Fred and Emily Marshall Wulff Centennial Chair in Law at the University of Texas School of Law

Personal details
- Born: May 14, 1969 (age 56) Boston, Massachusetts, U.S.
- Spouse: Kelly Mikelson ​(m. 1999)​
- Children: 2
- Education: Harvard University (BA) Harvard University (JD) Harvard University (Ph.D.)

= Abraham Wickelgren =

American lawyer

Abraham Lee Wickelgren is an American economist and legal scholar who is currently the Fred And Emily Marshall Wulff Centennial Chair In Law at the University of Texas School of Law. He was previously the Bernard J. Ward Centennial Professor of Law. He is currently the co-editor of The Journal of Law, Economics, & Organization and was formerly the co-editor-in-chief of the American Law and Economics Review. Wickelgren worked as a visiting professor at Yale Law School from 2012 to 2013 and Duke University School of Law between 2008 and 2009. He also was a staff economist for the Federal Trade Commission in the Bureau of Economics for 5 years between 1999 and 2004.

== Early life ==
Wickelgren was born on May 14, 1969, to Wayne Wickelgren and Barbara Gordon-Lickey. He is the brother of physicist Peter W. Graham and mathematician Kirsten Wickelgren. He also has 1 other sister, 1 half-sister, and 3 step-siblings. In his freshman year of high school, he was class president and in his sophomore year, he was class vice president. He won the Berkeley debate tournament in his junior and senior year. During his senior year, he got to octofinals of the Tournament of Champions in cross examination debate. He graduated from South Eugene High School.

== College==
Wickelgren attended Harvard University. He was on the policy debate team during his freshman year and got to the finals of novice nationals. He graduated Cum Laude in Applied Mathematics to Economics in 1991. He got a JD and a Ph.D. in economics, also from Harvard. During his last year in law school, he was on the Harvard Law Review.

== Academic Research==
Wickelgren started doing research as part of his job for the Federal Trade Commission. Then he moved to the University of Texas at Austin to become a lecturer in the economics department but still made time for research. In 2006, Wickelgren moved to the Northwestern University school of law to become an assistant professor for 3 years. In 2018, he wrote an article for Brookings about a solution to gun control. He has also written several book chapters on contracts, antitrust enforcement and affirmative action among other topics. He also frequently writes papers that have been published in peer-reviewed journals with Ezra Friedman and Ronen Avraham.

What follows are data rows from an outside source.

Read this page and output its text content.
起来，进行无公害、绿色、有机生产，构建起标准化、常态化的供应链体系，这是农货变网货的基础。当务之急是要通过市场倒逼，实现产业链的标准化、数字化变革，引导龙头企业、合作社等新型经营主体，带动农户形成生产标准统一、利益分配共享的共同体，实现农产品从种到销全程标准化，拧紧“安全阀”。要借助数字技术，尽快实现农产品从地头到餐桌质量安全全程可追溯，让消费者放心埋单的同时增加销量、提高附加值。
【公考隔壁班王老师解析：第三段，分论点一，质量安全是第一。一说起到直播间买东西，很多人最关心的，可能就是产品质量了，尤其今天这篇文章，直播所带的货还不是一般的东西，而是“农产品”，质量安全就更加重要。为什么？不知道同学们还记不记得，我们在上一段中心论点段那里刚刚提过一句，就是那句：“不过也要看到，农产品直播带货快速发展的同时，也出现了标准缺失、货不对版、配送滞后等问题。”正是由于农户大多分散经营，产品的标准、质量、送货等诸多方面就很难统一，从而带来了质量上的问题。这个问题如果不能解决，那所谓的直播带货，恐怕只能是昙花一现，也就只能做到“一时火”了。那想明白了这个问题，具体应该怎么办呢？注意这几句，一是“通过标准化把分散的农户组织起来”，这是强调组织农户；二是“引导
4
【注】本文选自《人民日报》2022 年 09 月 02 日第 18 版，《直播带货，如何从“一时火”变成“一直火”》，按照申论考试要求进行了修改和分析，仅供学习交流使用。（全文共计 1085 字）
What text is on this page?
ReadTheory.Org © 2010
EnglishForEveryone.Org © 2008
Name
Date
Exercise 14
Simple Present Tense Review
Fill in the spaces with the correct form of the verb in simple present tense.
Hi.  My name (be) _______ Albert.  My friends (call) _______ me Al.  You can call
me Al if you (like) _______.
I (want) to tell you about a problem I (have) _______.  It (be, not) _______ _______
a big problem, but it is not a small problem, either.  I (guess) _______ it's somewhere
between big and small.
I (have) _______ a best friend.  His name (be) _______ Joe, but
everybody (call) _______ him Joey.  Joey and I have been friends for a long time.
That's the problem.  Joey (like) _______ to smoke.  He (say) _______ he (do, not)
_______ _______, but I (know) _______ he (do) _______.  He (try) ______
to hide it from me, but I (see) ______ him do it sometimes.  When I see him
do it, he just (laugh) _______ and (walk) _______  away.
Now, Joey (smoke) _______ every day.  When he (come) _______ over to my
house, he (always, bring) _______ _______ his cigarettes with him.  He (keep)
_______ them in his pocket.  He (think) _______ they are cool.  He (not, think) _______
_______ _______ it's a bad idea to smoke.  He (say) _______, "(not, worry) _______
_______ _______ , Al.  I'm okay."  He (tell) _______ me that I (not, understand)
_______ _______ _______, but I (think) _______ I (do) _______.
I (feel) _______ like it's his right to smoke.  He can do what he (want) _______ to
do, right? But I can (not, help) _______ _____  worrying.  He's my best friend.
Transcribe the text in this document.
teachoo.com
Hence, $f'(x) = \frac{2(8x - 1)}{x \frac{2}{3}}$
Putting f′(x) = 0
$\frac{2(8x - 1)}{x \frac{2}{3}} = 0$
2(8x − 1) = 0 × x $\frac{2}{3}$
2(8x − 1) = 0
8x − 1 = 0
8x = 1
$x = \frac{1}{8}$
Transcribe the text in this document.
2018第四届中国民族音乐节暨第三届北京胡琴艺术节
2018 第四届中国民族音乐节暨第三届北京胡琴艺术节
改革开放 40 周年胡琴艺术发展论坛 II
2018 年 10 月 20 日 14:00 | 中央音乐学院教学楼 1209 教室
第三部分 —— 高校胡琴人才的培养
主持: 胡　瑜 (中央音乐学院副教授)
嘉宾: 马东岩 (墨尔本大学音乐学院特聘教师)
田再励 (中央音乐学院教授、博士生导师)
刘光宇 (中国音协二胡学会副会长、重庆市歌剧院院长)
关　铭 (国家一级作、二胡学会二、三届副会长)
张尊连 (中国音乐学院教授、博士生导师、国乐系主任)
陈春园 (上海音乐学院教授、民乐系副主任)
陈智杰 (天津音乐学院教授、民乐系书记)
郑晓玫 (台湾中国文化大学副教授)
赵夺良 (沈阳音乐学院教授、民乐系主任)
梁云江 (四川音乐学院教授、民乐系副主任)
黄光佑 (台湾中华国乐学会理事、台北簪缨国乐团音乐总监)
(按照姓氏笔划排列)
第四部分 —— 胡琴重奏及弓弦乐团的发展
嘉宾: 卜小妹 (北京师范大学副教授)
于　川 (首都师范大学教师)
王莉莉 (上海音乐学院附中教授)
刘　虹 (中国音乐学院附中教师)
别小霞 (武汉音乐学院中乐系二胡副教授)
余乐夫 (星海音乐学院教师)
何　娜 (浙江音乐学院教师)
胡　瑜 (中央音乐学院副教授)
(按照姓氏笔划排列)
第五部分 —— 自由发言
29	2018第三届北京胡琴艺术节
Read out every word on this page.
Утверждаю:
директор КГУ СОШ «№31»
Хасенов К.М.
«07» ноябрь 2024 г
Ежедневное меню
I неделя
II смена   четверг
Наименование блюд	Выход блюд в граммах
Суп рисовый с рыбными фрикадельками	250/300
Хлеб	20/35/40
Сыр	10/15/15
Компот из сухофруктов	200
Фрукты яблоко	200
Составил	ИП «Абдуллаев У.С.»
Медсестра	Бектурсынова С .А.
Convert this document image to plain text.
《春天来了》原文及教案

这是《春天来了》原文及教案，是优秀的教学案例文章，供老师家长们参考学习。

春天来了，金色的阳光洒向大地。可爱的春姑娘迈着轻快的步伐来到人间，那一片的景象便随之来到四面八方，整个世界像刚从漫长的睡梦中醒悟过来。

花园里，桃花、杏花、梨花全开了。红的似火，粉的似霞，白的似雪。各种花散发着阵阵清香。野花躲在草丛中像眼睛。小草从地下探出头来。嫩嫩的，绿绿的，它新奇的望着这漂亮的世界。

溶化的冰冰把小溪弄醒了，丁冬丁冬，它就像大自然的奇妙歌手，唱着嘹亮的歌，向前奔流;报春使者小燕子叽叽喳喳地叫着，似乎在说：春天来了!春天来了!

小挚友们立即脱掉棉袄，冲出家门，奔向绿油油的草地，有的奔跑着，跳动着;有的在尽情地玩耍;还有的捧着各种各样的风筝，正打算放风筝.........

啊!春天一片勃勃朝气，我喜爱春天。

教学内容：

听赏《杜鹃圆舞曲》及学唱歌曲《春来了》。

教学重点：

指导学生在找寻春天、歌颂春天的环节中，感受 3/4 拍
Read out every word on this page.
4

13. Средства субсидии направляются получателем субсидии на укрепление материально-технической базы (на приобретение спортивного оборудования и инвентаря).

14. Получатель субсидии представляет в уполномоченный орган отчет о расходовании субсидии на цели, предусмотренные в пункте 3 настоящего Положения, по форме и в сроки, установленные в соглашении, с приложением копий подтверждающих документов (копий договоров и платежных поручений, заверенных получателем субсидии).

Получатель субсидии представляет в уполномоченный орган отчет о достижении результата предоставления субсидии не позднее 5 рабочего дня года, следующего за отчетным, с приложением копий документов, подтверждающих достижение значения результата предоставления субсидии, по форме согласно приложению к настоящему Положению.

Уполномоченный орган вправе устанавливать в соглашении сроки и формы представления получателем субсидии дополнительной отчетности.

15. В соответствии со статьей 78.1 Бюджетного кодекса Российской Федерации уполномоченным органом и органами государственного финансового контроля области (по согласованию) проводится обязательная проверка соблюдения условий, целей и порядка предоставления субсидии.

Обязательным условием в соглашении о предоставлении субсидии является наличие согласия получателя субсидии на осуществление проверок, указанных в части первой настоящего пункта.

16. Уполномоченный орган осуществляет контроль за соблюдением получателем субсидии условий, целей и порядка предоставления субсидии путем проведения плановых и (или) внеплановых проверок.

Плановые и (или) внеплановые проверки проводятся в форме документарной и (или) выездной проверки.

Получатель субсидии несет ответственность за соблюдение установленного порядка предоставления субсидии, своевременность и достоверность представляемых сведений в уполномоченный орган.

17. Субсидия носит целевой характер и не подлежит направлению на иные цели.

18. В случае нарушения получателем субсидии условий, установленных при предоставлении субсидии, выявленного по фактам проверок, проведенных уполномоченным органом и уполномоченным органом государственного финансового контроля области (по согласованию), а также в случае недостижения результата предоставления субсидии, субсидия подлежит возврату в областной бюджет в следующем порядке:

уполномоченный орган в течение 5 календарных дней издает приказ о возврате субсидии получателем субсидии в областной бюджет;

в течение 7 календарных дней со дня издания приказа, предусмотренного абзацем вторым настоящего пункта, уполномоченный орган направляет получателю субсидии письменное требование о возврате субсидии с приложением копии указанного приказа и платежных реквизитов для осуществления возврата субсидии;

At the University of Texas, he teaches a seminar in Law & Economics every semester, in the fall he teaches a course on antitrust and in the spring he teaches a course on Law and Economics.

== Consulting and Testifying==
Wickelgren spoke at a committee hearing in the Texas legislature in 2021 against the requirement that electric vehicles have to be sold through a dealership. He also worked on E-books litigation as a consulting expert for the State of Texas between 2010 and 2013 and also was an expert in the settlement between June 2012 and 2013.

Wickelgren also comments to news outlets on issues of antitrust. In 2024, he gave an interview to Vox on the antitrust issues associated with the potential sale of TikTok to any major tech firms. In 2017, he was interviewed by UT News on the subject of if Facebook and Google are monopolies.

==Personal life==
Wickelgren lives in Austin with his two children. He is married to Kelly S. Mikelson.